Puppet seems to be what all the cool kids are using these days. The web site is very well developed, the documentation seems to be organized well and far better than cfengine nor anything else I looked at. This really impressed me: If you want to make a good open source tool that everyone uses you need to do two things right:
1. You have to present it well on a web site with clear documentation, customer testimonials, and all kinds of good information.
2. You need to have to make it easy to use, get, install. IT is too complicated these days. No one wants to spend hours learning something. The easier you can make it to use the more successful it will be.
Puppet may not be better than cfengine (though I think they think it is) and it may not be better than bcfg2. But the presentation is worlds better, and that makes people want to use it. It invites you to use it. xCAT can take a page from that and it’s made me want to double my efforts in revamping the web page.
This shouldn’t be a surprise either. After all, this is what Apple does. They’re a marketing company. Presentation is everything. A good presentation, a good feel, and ease of use will make a tool stand out, even if it isn’t that much better than the rest in the pack.
Part of the marketing is that the person who started puppet used to code vigorously for cfengine adding lots of modules before striking out on his own.

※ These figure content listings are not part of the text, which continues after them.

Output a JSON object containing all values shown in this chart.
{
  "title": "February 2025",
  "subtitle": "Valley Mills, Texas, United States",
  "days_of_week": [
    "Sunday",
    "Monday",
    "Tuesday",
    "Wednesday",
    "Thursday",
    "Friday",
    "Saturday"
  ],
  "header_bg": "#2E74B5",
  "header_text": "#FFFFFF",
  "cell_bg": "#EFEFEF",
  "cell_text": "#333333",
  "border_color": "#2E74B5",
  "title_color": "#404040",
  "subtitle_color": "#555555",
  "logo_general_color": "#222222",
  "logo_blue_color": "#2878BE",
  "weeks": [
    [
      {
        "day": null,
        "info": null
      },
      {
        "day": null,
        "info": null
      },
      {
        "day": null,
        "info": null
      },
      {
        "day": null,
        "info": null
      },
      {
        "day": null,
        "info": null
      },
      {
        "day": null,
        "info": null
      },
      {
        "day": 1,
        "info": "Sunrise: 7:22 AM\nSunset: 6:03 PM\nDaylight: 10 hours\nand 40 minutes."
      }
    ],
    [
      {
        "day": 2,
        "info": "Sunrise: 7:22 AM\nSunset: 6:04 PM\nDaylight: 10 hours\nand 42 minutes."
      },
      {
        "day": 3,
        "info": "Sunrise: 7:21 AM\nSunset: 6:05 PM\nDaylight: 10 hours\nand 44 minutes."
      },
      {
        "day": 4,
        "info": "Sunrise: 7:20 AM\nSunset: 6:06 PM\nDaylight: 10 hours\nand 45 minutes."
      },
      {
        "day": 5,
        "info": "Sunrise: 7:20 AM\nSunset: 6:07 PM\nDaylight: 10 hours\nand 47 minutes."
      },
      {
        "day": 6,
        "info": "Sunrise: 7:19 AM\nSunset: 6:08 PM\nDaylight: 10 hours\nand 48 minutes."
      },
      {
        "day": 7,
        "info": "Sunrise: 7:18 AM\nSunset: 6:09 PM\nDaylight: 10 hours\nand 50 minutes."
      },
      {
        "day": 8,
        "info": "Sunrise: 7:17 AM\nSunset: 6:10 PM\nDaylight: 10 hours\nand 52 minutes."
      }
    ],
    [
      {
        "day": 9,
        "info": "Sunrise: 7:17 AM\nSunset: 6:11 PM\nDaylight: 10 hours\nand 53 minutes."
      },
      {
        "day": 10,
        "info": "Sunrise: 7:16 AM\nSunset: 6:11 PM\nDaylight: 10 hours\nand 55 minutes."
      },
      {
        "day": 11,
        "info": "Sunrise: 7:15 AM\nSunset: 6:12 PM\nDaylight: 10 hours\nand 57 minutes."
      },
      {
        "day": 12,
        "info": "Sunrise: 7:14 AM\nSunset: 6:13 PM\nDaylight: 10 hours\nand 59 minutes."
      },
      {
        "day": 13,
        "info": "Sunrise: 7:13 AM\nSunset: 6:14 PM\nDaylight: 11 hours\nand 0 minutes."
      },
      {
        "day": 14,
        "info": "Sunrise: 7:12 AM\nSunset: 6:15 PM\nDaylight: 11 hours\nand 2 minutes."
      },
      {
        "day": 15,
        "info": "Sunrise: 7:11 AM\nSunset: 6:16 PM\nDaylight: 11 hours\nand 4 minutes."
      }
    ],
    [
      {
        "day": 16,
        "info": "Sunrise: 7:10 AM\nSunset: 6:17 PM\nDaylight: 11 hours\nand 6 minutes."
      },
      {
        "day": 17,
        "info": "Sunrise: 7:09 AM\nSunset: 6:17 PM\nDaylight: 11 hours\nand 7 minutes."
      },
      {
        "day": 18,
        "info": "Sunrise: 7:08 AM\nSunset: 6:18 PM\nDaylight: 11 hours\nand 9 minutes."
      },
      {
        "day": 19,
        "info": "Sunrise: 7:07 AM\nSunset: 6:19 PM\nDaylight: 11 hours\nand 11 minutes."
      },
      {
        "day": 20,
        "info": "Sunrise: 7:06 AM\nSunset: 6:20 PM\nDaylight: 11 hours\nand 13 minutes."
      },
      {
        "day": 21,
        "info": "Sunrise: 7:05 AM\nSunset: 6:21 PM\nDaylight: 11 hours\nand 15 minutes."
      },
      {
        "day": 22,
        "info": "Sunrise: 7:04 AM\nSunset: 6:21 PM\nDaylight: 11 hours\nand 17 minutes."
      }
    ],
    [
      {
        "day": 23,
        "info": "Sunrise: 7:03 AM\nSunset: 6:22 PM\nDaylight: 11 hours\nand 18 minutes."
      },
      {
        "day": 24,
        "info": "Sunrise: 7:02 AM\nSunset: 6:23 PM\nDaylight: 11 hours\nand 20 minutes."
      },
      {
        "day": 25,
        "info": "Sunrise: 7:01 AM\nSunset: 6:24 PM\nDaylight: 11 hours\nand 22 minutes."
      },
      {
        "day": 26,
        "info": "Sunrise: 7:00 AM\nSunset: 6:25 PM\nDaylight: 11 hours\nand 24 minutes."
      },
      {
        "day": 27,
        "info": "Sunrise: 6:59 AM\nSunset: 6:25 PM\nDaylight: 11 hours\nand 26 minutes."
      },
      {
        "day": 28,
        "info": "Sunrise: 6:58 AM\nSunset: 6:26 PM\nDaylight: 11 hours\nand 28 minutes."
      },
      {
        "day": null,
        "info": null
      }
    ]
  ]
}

This gives people the idea that puppet is the next generation of cfengine. Its a good story. The ease of use is there, and so just on that alone, I can see why its all the rage now days.
bcfg2 or ‘bconfig’ seems to be the lone wolf of the pack. It’s web site even mentions that it doesn’t get as much press as it probably should. Well, what do you expect? This is a national lab full of unsexy engineers. (no offense guys/gals). They’re engineers developing tools. Having said that, Ti Leggett and I spoke and he showed me all the cool things bcfg2 could do. The modules in there seemed very cool as well as the client/server implementation.

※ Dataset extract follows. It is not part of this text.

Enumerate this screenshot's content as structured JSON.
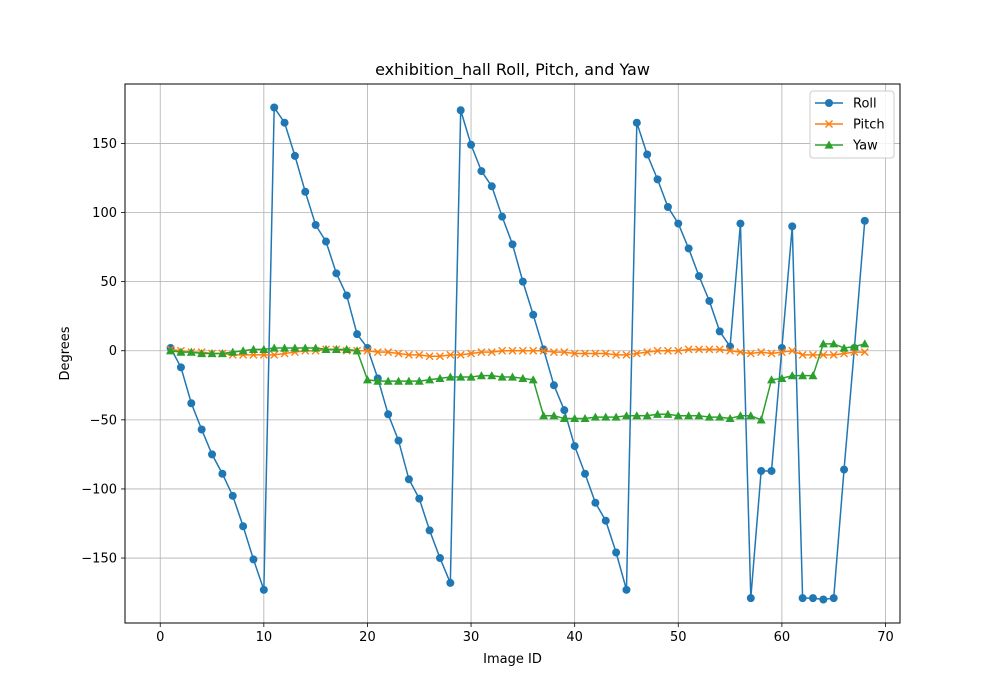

So where does this leave me? Which one do you choose? Well, I hate to say it, but in my situation, I was looking for a solution that could handle an NFS root boot up. It was apparent that they could all handle this in a postscript bring up, but the solutions seemed to fall short when we got a little more specific:
Consider the case of an organization that want’s their images locked down. (meaning NFS root where nearly everything is read only and can’t be touched) This could be a large global organization so /etc/resolv.conf in a lab in Spain isn’t going to be the same as one in Montreal, even though they’re all using the same installation source. Never the less you want /etc/resolv.conf to boot up as a non-writable file, preferably nfs mounted. Sure the user could unmount the file and then change it as root, however no changes they make would stick.
It was a situation such as that where I couldn’t make use of these tools. Perhaps someone knows of a way to do it, but it seems to me that such a tool would need to be integrated into the creation of the ram disk. In addition this global traversing would have to go through a hierarchy of directories:
/foo/globalfiles/
/foo/usafiles/
/foo/newyorkcity/
/foo/datacenter3/
All of these directories may contain an /etc/resolv.conf or a SSH known-host keys that have to be integrated and concatenated down. Perhaps we could look at it from an object perspective instead and this would allow us to see if a node belongs to a particular class. If so how do you establish the hierarchy? It didn’t seem to me that the above tools could handle that. Maybe I’m wrong.
But I think like a lot of other people I would go with Puppet. Not because it’s technically better but because the crowd mind would look like this:
1. If everyone’s doing it, then its going to stick around and I’m not wasting my time learning a dying tool.
2. It’s so easy to learn cause all this documentation, then its not going to take me a long time.
Thus we see my friends, and my point: Sexy wins.